Utilizing LEDs can provide massive connectivity for various types of IoT communications, including machine-to-machine, vehicle-to-infrastructure, infrastructure-to-vehicle, chip-to-chip and device-to-device.
In its entirety, VLC can be applied to most IoT-based smart systems. An example of this is indoor navigation and art gallery monitoring, where an array of LEDs on the ceiling of stores and museums act as a source of illumination to transmit the location of certain products and artworks to a user's mobile device.

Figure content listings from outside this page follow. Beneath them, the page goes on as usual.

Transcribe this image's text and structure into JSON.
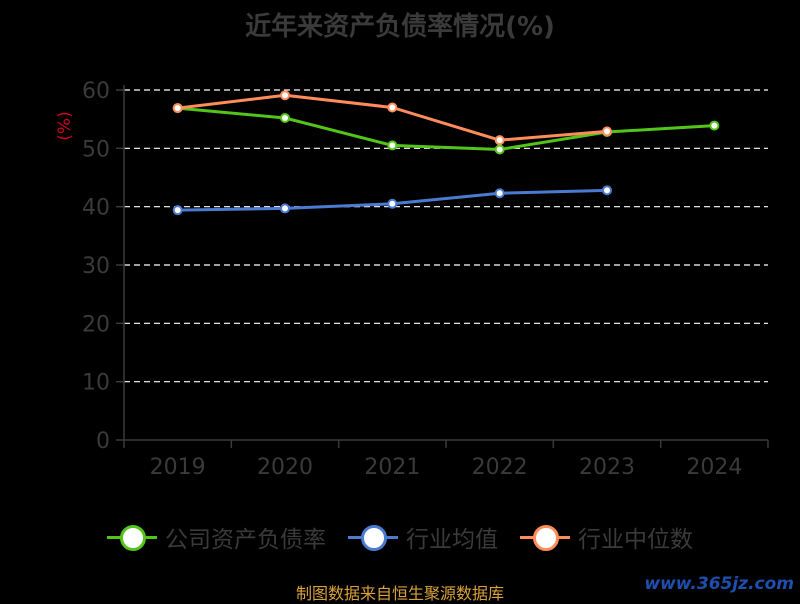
{
  "chart_data": {
    "type": "line",
    "title": "近年来资产负债率情况(%)",
    "ylabel": "(%)",
    "xlabel": "",
    "categories": [
      "2019",
      "2020",
      "2021",
      "2022",
      "2023",
      "2024"
    ],
    "ylim": [
      0,
      60
    ],
    "yticks": [
      0,
      10,
      20,
      30,
      40,
      50,
      60
    ],
    "grid": true,
    "legend_position": "bottom",
    "series": [
      {
        "name": "公司资产负债率",
        "color": "#52c41a",
        "values": [
          56.9,
          55.2,
          50.5,
          49.8,
          52.8,
          53.9
        ]
      },
      {
        "name": "行业均值",
        "color": "#4a7bd0",
        "values": [
          39.4,
          39.7,
          40.5,
          42.3,
          42.8,
          null
        ]
      },
      {
        "name": "行业中位数",
        "color": "#ff8c5a",
        "values": [
          56.9,
          59.1,
          57.0,
          51.4,
          52.9,
          null
        ]
      }
    ]
  },
  "footer": {
    "source": "制图数据来自恒生聚源数据库",
    "watermark": "www.365jz.com"
  }
}
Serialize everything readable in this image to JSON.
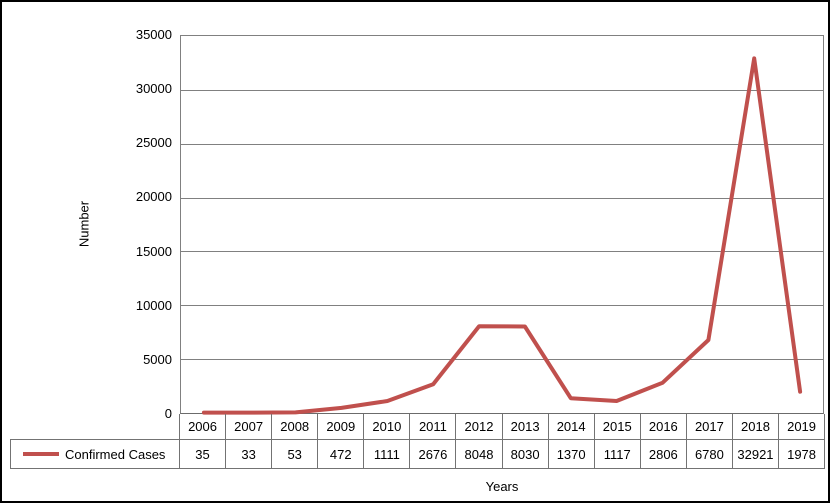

Another area of application is vehicular VLC, where the LED headlights and taillights of modern cars have been used in automobile collision prevention systems. In healthcare, VLC-IoT can be applied to transmit medical data through biomedical sensing and data transmission.
Visible Light for 5G and 6G
VLC has attracted attention and is considered a supplementary way for future 5G wireless communications due to the shortage of RF bandwidths in traditional wireless communications. VLC can also be used in sensitive scenarios, such as on aircraft and in manufacturing plants.
Designers of 5G and 6G networks can maximize VLC in support of heterogeneous networks, with a much higher data rate and more robust security. It is envisioned that 6G will integrate air, space and underwater networks with terrestrial networks, though this will present the additional challenge of higher data rates.
Conventional wireless communication techniques cannot address the challenges alone. Thus, the integration of technology such as VLC, whose frequency range of operation lies in the range of 400–800 THz, could work best. This is far greater than conventional radio frequency bandwidths.
With extensive research being carried out on the suitability of VLC for numerous applications, this technology could be one of the frontrunners in playing a larger role in 5G, 6G and beyond.
This wireless version of fiber optics could be a game-changer for connectivity speed, coverage and reliability.
Human Factor
VLC’s unique advantages include high security and privacy, no electromagnetic compatibility issues and support for high-data rates. These can come in handy in the particularly challenging research parameters of communications through biological tissues.
Katz’s team of researchers has demonstrated how light can be used to convey data to and from in-body devices such as implants. Near-infrared light has been used to transmit data across biological tissues. This medical innovation is yet to become mainstream, as more studies on the short- and long-term implications must be conducted.
Some have also proposed the use of light for very short links (in the range of a few millimeters) for deeply implanted devices as well as between in-body devices. As researchers plan to compare radio and optical communications in biotissues, more extensive measurements must be done to be able to characterize biological tissues as a medium for wireless communications. If effective, this can result in a unique and highly secure light-based system that can be key to carrying out key medical ICT functions.
Additionally, a team of researchers at the University of Massachusetts Amherst has invented a low-cost, innovative way to harvest the waste energy from VLC — which can be used to power wearable devices, or even larger electronics — by using the human body as an antenna.
Scientists based in the US showed that energy harvesting through visible light communications could repurpose waste electromagnetic emissions and turn them into a power source for wearable sensors.
On the trial, humans wore copper coils fashioned into rings and bracelets to collect radio frequency noise produced by solid-state lighting. And the researchers have shown that wearing the metallic collectors amplified the amount of gathered energy tenfold (when compared with a single standalone coil).
As time progresses, VLC is bound to gain more appeal as information will be sent wirelessly by simply turning LEDs on and off.